Às Secretarias de Estado da Saúde

  • Assegurar que a legislação existente sobre testes de água para consumo humano seja aplicada, particularmente a exigência de que provedores de serviços de água conduzam 2 testes por ano de todos os 27 agrotóxicos listados no regulamento do Ministério da Saúde sobre a qualidade da água para consumo humano;
  • Desenvolver e implementar o programa estadual de vigilância em saúde de populações expostas a agrotóxicos, incluindo medidas detalhadas relativas:
  • À vigilância da água para consumo humano, incluindo quanto a todos os 27 agrotóxicos listados no regulamento do Ministério da Saúde sobre a qualidade da água para consumo humano, bem como outros agrotóxicos utilizados intensivamente no estado;
  • Ao monitoramento de resíduos de agrotóxicos em alimentos;
  • À identificação e ao monitoramento de comunidades rurais e quilombolas, escolas e outros locais sensíveis expostos à pulverização de agrotóxicos;
  • Monitorar e informar publicamente os incidentes de exposição e quaisquer impactos adversos à saúde causados ​​pela pulverização de agrotóxicos em comunidades rurais, escolas e outros locais sensíveis, bem como quaisquer medidas adotadas ou não pelas autoridades locais para reduzir a exposição à pulverização de agrotóxicos.

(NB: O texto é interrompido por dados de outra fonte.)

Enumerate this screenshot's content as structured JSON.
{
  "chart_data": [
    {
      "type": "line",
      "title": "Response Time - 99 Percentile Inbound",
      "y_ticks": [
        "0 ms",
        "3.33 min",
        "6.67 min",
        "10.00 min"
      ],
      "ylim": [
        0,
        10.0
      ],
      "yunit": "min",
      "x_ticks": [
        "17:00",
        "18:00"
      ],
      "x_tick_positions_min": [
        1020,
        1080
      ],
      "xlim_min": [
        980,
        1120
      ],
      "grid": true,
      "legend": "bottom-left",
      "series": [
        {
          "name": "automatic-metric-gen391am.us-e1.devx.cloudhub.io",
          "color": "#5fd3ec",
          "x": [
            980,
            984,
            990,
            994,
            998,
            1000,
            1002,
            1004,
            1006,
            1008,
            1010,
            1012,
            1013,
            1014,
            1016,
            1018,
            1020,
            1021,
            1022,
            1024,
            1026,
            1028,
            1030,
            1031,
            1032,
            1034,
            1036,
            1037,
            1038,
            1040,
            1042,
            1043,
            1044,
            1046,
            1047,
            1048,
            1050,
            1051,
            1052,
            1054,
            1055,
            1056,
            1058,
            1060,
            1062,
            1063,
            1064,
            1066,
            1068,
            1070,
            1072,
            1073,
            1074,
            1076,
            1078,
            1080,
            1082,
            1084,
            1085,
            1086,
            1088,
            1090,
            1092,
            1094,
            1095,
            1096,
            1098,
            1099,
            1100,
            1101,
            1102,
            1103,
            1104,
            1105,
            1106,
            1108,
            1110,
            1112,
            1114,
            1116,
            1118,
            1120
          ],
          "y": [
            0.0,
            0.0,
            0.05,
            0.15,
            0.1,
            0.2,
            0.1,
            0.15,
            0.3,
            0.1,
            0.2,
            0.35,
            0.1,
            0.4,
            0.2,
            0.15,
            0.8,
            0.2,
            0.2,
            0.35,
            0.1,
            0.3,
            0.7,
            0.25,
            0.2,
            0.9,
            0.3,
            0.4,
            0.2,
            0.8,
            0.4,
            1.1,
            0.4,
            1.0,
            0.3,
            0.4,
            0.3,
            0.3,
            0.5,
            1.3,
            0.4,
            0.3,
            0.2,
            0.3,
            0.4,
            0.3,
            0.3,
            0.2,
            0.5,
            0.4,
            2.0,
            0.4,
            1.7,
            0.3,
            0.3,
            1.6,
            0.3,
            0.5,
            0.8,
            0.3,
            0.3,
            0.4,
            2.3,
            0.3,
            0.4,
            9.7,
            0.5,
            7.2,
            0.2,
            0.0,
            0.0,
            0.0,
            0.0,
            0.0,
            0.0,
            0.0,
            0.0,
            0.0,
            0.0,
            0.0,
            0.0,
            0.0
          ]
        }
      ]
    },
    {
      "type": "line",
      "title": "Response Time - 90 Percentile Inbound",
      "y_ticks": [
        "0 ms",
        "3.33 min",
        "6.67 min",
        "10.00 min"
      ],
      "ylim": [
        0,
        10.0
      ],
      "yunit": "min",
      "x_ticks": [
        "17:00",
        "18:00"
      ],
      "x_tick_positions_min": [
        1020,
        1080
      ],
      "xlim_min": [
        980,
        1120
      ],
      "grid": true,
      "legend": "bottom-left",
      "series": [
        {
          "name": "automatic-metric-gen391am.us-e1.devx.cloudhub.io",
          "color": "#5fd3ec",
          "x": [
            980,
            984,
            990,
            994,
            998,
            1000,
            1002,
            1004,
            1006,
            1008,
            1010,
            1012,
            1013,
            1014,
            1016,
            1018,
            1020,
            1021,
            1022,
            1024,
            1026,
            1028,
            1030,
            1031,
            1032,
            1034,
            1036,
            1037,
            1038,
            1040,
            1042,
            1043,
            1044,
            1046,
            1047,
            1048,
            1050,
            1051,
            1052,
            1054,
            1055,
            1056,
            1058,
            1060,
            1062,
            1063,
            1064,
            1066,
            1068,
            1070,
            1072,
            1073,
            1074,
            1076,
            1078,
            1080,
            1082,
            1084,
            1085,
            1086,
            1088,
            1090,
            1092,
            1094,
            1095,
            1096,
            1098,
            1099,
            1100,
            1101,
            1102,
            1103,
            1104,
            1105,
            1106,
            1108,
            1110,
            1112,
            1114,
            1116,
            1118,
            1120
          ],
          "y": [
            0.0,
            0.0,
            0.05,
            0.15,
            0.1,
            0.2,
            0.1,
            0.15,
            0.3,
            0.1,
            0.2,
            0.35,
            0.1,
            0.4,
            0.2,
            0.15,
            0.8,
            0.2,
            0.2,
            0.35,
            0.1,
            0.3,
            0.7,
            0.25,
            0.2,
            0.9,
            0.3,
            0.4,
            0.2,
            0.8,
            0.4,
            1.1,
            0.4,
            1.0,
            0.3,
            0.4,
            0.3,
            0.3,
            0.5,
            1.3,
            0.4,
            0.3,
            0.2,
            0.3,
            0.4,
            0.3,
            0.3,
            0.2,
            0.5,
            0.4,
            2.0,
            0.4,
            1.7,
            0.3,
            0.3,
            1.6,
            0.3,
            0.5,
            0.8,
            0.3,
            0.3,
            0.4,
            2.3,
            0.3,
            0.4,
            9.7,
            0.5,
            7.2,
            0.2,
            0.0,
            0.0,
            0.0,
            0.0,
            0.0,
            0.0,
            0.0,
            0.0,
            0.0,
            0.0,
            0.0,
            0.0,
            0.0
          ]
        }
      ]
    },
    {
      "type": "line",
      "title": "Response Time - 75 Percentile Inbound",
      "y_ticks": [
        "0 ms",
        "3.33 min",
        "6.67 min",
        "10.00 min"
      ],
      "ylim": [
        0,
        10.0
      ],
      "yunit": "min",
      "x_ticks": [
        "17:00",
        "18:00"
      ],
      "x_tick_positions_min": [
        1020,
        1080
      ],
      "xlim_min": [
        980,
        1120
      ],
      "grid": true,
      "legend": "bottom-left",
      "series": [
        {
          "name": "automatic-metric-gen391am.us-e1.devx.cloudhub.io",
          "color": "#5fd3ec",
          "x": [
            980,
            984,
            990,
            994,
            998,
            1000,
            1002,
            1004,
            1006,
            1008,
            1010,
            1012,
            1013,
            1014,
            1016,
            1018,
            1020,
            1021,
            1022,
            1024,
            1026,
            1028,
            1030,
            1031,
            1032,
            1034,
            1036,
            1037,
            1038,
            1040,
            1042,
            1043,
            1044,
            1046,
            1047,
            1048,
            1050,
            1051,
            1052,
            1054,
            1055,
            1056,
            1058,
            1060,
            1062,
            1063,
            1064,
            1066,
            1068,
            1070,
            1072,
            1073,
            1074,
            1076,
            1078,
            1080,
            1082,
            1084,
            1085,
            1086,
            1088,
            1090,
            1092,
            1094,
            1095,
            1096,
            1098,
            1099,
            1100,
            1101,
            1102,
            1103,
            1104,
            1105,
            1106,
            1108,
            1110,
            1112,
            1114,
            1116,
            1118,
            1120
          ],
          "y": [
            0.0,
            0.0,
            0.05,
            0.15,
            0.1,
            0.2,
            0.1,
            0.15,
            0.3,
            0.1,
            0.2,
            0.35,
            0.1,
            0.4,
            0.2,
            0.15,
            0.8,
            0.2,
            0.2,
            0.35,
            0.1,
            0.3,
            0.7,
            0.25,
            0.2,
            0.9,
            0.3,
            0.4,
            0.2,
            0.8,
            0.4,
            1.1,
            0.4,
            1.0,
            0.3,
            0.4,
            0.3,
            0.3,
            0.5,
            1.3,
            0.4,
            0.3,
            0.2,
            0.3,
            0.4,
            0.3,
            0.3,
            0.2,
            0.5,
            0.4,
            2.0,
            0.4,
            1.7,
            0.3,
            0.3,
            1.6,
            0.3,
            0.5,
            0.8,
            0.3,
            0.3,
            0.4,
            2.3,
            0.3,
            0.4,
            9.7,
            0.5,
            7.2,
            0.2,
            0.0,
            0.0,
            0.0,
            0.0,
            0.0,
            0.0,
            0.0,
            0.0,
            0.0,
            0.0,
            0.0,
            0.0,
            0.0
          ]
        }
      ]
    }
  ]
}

Às Secretarias Municipais de Agricultura

  • Quando estabelecidas pelo Ministério da Agricultura, Pecuária e Abastecimento ou pela Secretaria Estadual de Agricultura, implementar rigorosamente as zonas de segurança para pulverização terrestre;
  • Na ausência de ação do Ministério da Agricultura, Pecuária e Abastecimento ou da Secretaria Estadual de Agricultura, estabelecer e aplicar rigorosamente as zonas de segurança para pulverização terrestre.

Às Secretarias Municipais de Saúde

  • Assegurar que a legislação existente sobre testes de água para consumo humano seja aplicada, particularmente quanto a exigência de que provedores de serviços de água conduzam 2 testes por ano de todos os 27 agrotóxicos listados no regulamento do Ministério da Saúde sobre a qualidade da água para consumo humano;
  • Desenvolver e implementar o programa municipal de vigilância em saúde de populações expostas a agrotóxicos, incluindo medidas detalhadas relativas:
  • Ao monitoramento da água para consumo humano, incluindo quanto a todos os 27 agrotóxicos listados no regulamento do Ministério da Saúde sobre a qualidade da água para consumo humano, bem como outros agrotóxicos utilizados intensivamente no estado;
  • À identificação e ao monitoramento de comunidades rurais e quilombolas, escolas e outros locais sensíveis expostos à pulverização de agrotóxicos.
  • Monitorar e informar publicamente os incidentes de exposição e quaisquer impactos adversos à saúde causados ​​pela pulverização de agrotóxicos em comunidades rurais, escolas e outros locais sensíveis, bem como quaisquer medidas adotadas ou não pelas autoridades locais para reduzir a exposição à pulverização de agrotóxicos.